Logo for the 94 FM The Fish trimulcast used, until the three stations sold in 2024.

On March 21, 2024, Salem Media Group announced that they were selling their Nashville Christian AC "Fish" brands to Educational Media Foundation for $7 million, those stations being WFFH, WFFI and WBOZ. A Network Affiliation Agreement took effect on May 1 ahead of closing the sale.

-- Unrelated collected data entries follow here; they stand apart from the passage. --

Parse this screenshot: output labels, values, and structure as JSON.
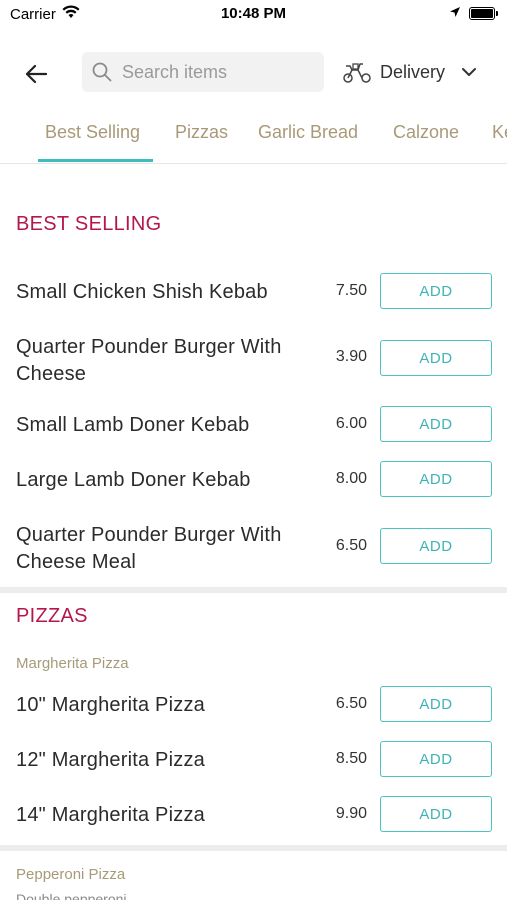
{
  "status": {
    "carrier": "Carrier",
    "time": "10:48 PM"
  },
  "header": {
    "search_placeholder": "Search items",
    "delivery_label": "Delivery"
  },
  "tabs": [
    {
      "label": "Best Selling",
      "active": true
    },
    {
      "label": "Pizzas",
      "active": false
    },
    {
      "label": "Garlic Bread",
      "active": false
    },
    {
      "label": "Calzone",
      "active": false
    },
    {
      "label": "Ke",
      "active": false
    }
  ],
  "add_label": "ADD",
  "sections": [
    {
      "title": "BEST SELLING",
      "items": [
        {
          "name": "Small Chicken Shish Kebab",
          "price": "7.50"
        },
        {
          "name": "Quarter Pounder Burger With Cheese",
          "price": "3.90"
        },
        {
          "name": "Small Lamb Doner Kebab",
          "price": "6.00"
        },
        {
          "name": "Large Lamb Doner Kebab",
          "price": "8.00"
        },
        {
          "name": "Quarter Pounder Burger With Cheese Meal",
          "price": "6.50"
        }
      ]
    },
    {
      "title": "PIZZAS",
      "groups": [
        {
          "name": "Margherita Pizza",
          "items": [
            {
              "name": "10\" Margherita Pizza",
              "price": "6.50"
            },
            {
              "name": "12\" Margherita Pizza",
              "price": "8.50"
            },
            {
              "name": "14\" Margherita Pizza",
              "price": "9.90"
            }
          ]
        },
        {
          "name": "Pepperoni Pizza",
          "description": "Double pepperoni"
        }
      ]
    }
  ],
  "colors": {
    "accent": "#3fbcbd",
    "section_title": "#b5174a",
    "subheading": "#a89a78"
  }
}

At the stroke of midnight on May 1, 2024, WFFI (Now Family Radio Owned Station WFRW) and WBOZ (Now WLVN) began airing the national K-LOVE radio feed, Meanwhile, WFFH continued to broadcast The Fish format, until that station went off the air at 5 am that morning. WFFH would return to the air that day at noon, with the playing of The Star-Spangled Banner, afterwards, the station returned with a localized Contemporary Christian Format, Simply branded as 94 FM WFFH, However, it was revealed on May 9, 2024, that WFFH would become an Air1 member station, in which it did so on June 3, 2024. The Sale of the Station would be finalized on July 1, 2024. Salem's Today's Christian Music/The Fish format was still heard online only at The Fish Website, until February 1, 2025, when Salem sold the remaining Today's Christian Music/The Fish Stations to Educational Media Foundation, and the network itself was discontinued altogether afterwards. The Callsign for WFFH would also change to the current WAIV callsign on July 9, 2024.